Let me start with a disclaimer: I’m as tired of this satellite camp issue as I’m sure some of you are.

But there’s new information tonight that deepens the saga.

I’ll sit back and let those who are reporting on this situation fill you in…

In other words, the Pac-12 expected to vote in favor of open season for satellite camps. But UCLA, which doesn’t need them due to its prime real estate in Los Angeles and greater Southern California, decided it would go rogue.

Sun Belt commissioner Karl Benson said a majority of the conference was pro-satellite camp, though Texas State AD Larry Teis voted for the Sun Belt in favor of banning the camps. There are plenty of conspiracy theorists who will tell you that the SEC somehow influenced the Sun Belt’s vote.

Either way, satellite camps — staging or participating in football camps off campus, like Jim Harbaugh’s recent tour-de-force in the Southeast, is now banned. This issue may resurface at some point soon. In the meantime, it appears as though even the SEC may have been surprised that the vote came out in favor of a ban.

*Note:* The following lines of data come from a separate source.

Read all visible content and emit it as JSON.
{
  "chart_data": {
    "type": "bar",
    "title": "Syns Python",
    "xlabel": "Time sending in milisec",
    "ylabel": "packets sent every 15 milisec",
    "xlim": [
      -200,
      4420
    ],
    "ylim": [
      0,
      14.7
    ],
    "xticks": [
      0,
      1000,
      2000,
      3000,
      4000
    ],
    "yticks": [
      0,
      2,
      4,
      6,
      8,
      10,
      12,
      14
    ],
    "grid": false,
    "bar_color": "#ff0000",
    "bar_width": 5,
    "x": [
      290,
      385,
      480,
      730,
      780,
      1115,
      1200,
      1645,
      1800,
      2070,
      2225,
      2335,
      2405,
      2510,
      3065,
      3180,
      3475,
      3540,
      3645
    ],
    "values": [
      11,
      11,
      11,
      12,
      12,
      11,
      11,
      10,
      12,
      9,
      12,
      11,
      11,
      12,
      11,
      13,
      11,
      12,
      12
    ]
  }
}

The SEC mostly has been opposed to satellite camps because it may give away a marginal recruiting advantage the league has based on its geographical footprint. Even with no satellite camps, though, there’s no way to ban the Harbaughs of the world from flying into Lakeland, Fla., to recruit a kid at his high school.

I’m still convinced that if this was taking place during the season, no one would care.